How I fell in love with the Wild West

Montana and Wyoming are two incredible states, like nothing I have ever seen before. It was fascinating how the landscape and geography changed after driving 5 or 10 minutes. And the weather! In the daytime it was 55, then one evening we drove through 4 inches of snow.

I’ll do 3 posts about my lovely trip, covering each of the full days I was there.

The first day, my friend Owen took me to get breakfast at a charming diner in downtown Billings, called Bernies. Naturally I was ravenously hungry and jet lagged, so I ordered a huge cup of coffee, scrambled eggs, sausage…and banana bread French toast. That French toast is probably the best toast I’ve ever had.
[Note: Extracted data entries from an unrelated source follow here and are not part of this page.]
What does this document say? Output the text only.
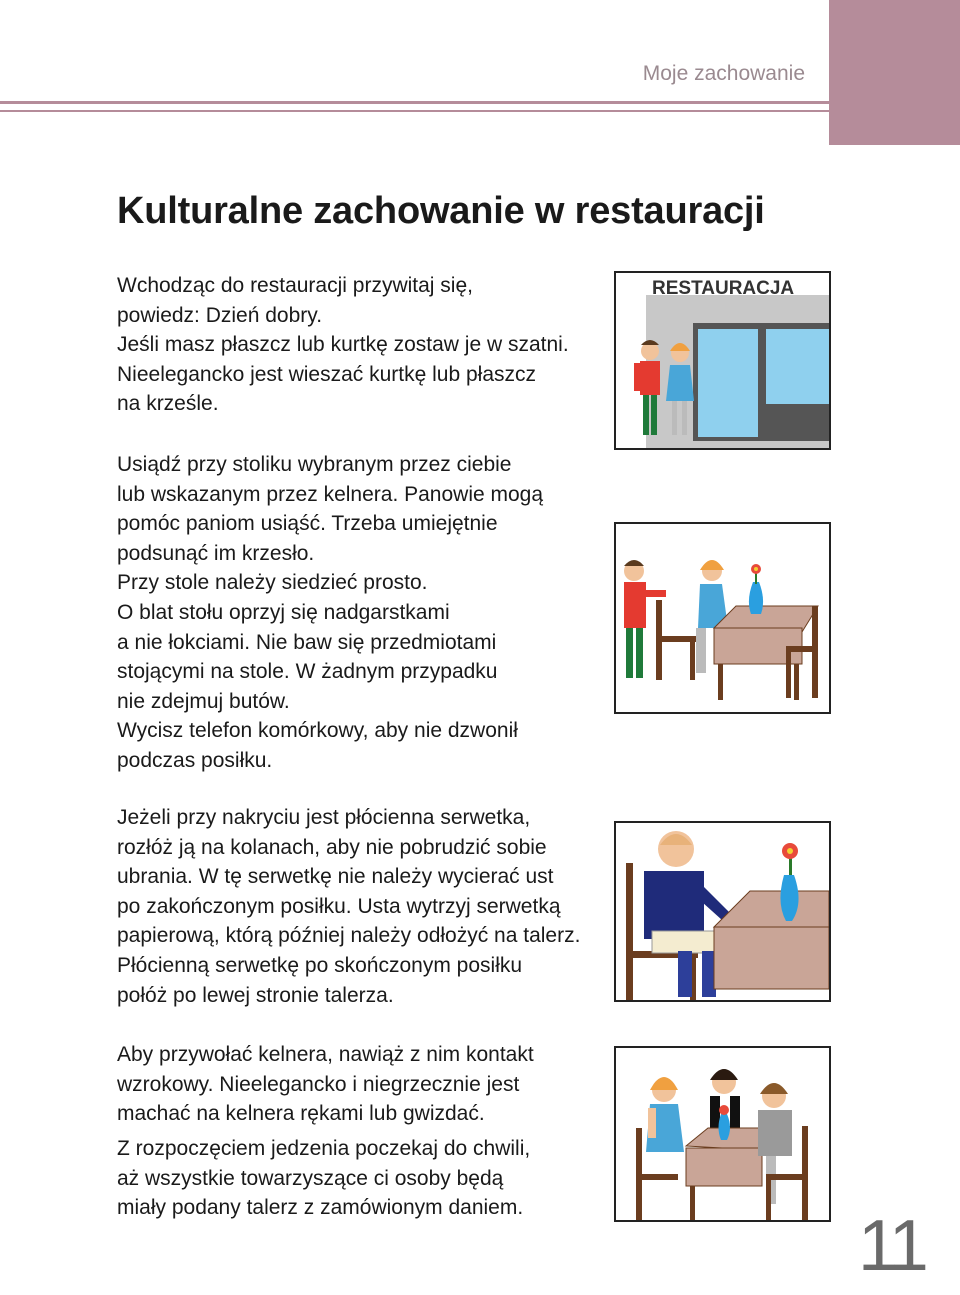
Moje zachowanie
Kulturalne zachowanie w restauracji
Wchodząc do restauracji przywitaj się,
powiedz: Dzień dobry.
Jeśli masz płaszcz lub kurtkę zostaw je w szatni.
Nieelegancko jest wieszać kurtkę lub płaszcz
na krześle.
Usiądź przy stoliku wybranym przez ciebie
lub wskazanym przez kelnera. Panowie mogą
pomóc paniom usiąść. Trzeba umiejętnie
podsunąć im krzesło.
Przy stole należy siedzieć prosto.
O blat stołu oprzyj się nadgarstkami
a nie łokciami. Nie baw się przedmiotami
stojącymi na stole. W żadnym przypadku
nie zdejmuj butów.
Wycisz telefon komórkowy, aby nie dzwonił
podczas posiłku.
Jeżeli przy nakryciu jest płócienna serwetka,
rozłóż ją na kolanach, aby nie pobrudzić sobie
ubrania. W tę serwetkę nie należy wycierać ust
po zakończonym posiłku. Usta wytrzyj serwetką
papierową, którą później należy odłożyć na talerz.
Płócienną serwetkę po skończonym posiłku
połóż po lewej stronie talerza.
Aby przywołać kelnera, nawiąż z nim kontakt
wzrokowy. Nieelegancko i niegrzecznie jest
machać na kelnera rękami lub gwizdać.
Z rozpoczęciem jedzenia poczekaj do chwili,
aż wszystkie towarzyszące ci osoby będą
miały podany talerz z zamówionym daniem.
RESTAURACJA
11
Owen returned to his college to attend a class, so I rested back at my lovely AirBnb private room until he finished. I told myself I would do homework, but I actually ended up playing with the owner’s adorable fat kitty and watching Netflix.

Owen picked me up in mid-afternoon and we took a road trip to Red Lodge up in the Beartooth Mountains. 30 minutes from our destination, it started to snow, harder and harder. Instead of cursing the snow like I would if it were in Maryland this late, I was able to appreciate the landscape in a completely new way. The towering mountains were obscured by falling snow, but I could still see the outlines of their peaks stretching up into the sky. Cedars and pines were blanketed with just enough white to lace their branches with a beautiful contrast.

We really wanted to drive on the Beartooth Mountain Highway, but unfortunately it is closed during the winter months. I intend to return in the summer. However, I was hardly disappointed, because the sights we saw below the mountains were breathtaking. We were the only people for miles. Owen and I decided to do a little off-roading, following a small road that was covered with snow a couple miles into the forest. His Passat did surprisingly well and we were able to get out a couple of times to walk around and follow the stream.

When we decided to start heading back to get some food, we turned off the car in the middle of a field and stuck our heads out of the sunroof. Everything was absolutely quiet. No cars, no dull rumble of the highway, no voices, not even any bird calls.

This fantastic day was ended with pizza and Willcoxson’s ice cream in the heart of Red Lodge.

Big Sky Country

Yesterday began my wild, raunchy, spring break adventure.

Well, not quite. Instead of jetting off to Cancun to go get sunburnt and drunk with 20 of my closest friends (ha!), I took off from the D.C airport and two layovers later, I was in Montana.

It’s pretty wild, actually. The Rocky Mountains make my hometown Catoctin/ Appalachian mountains look like hills. Then, The Rims are 500(ish) foot tall cliffs that hang above the city of Billings, and if you’re lucky and rich you have a house right on top of them. From the city, you can see them looming. You’re more than welcome to walk along them; there are pine trees, scrub brush, great overlooks, and according to signs, rattlesnakes. The featured picture for this post was taken earlier today at one of the clearings on the cliffs.

Since I’m a bit jet lagged, I haven’t done anything particularly crazy yet, but later this evening my friend Owen and I are driving up to Red Lodge, a ski area, to go hiking and sightseeing.

Other plans include plenty of food (I had banana bread French toast this morning at a local diner, and let me tell you, it was glorious), a possible trek to the tip of Yellowstone, lots of hiking, and multiple games of Magic: The Gathering.

Fun fact: people in Montana actually do wear cowboy hats, big belt buckles, and plaid shirts… and their accents sound similar to the characters in the movie Fargo. It’s great!